Senate President Wayne Niederhauser, R-Sandy, said the incident has been reported to Salt Lake City police and to the Utah Highway Patrol, which provides security to the Utah State Capitol.
“When people can make money like this it attracts malintent,” Sen. Niederhauser said, referencing a British tabloid’s report on Wednesday quoting an escort named Brie Taylor, who claimed former Rep. Jon Stanard, R-St. George, had solicited sex from her. Questions have been raised about whether Taylor was paid for her story.
Stanard abruptly quit the Utah State Legislature earlier this week. The House Speaker’s office said it was for “personal and family issues.”
Sen. Niederhauser said the Utah State Senate would be reviewing its security in light of the incident and he urged senators to walk in groups.
“We feel like it’s appropriate at this time to put everybody on alert there may be people with malintent that are trying to, for money, try to put us in a situation,” he told reporters.
The Utah House of Representatives was also sending out a warning to its members about the incident and urging them to use the “buddy system” when off the Hill.

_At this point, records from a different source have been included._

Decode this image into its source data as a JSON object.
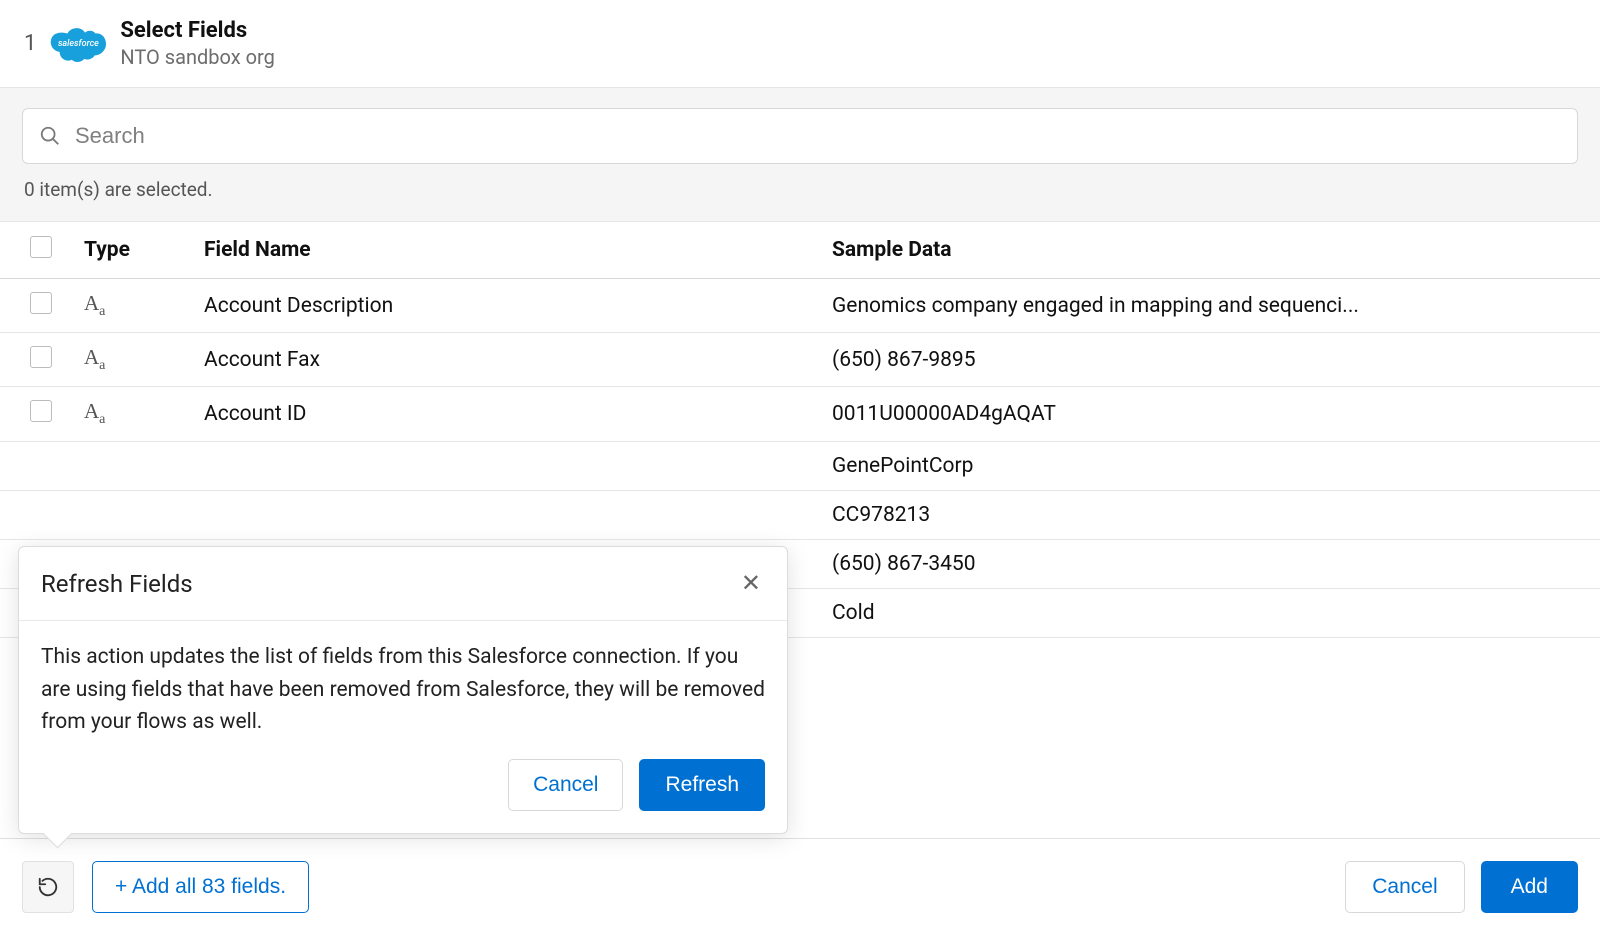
{
  "header": {
    "step_number": "1",
    "title": "Select Fields",
    "subtitle": "NTO sandbox org",
    "cloud_label": "salesforce"
  },
  "search": {
    "placeholder": "Search",
    "selected_text": "0 item(s) are selected."
  },
  "table": {
    "cols": {
      "type": "Type",
      "field_name": "Field Name",
      "sample": "Sample Data"
    },
    "rows": [
      {
        "name": "Account Description",
        "sample": "Genomics company engaged in mapping and sequenci..."
      },
      {
        "name": "Account Fax",
        "sample": "(650) 867-9895"
      },
      {
        "name": "Account ID",
        "sample": "0011U00000AD4gAQAT"
      },
      {
        "name": "",
        "sample": "GenePointCorp"
      },
      {
        "name": "",
        "sample": "CC978213"
      },
      {
        "name": "",
        "sample": "(650) 867-3450"
      },
      {
        "name": "",
        "sample": "Cold"
      }
    ]
  },
  "popover": {
    "title": "Refresh Fields",
    "body": "This action updates the list of fields from this Salesforce connection. If you are using fields that have been removed from Salesforce, they will be removed from your flows as well.",
    "cancel": "Cancel",
    "confirm": "Refresh"
  },
  "footer": {
    "add_all": "+ Add all 83 fields.",
    "cancel": "Cancel",
    "add": "Add"
  }
}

The incident has lawmakers worried someone may try to entrap them in a “honeypot,” where someone is seduced to gain information or to catch them in a compromising position and extort them for money.
“I believe that this was more of a setup and I also believe Sen. Vickers was caught by surprise,” House Majority Whip Francis Gibson, R-Mapleton, told FOX 13.
Salt Lake City police and the Utah Highway Patrol said they had not yet begun an investigation on Friday.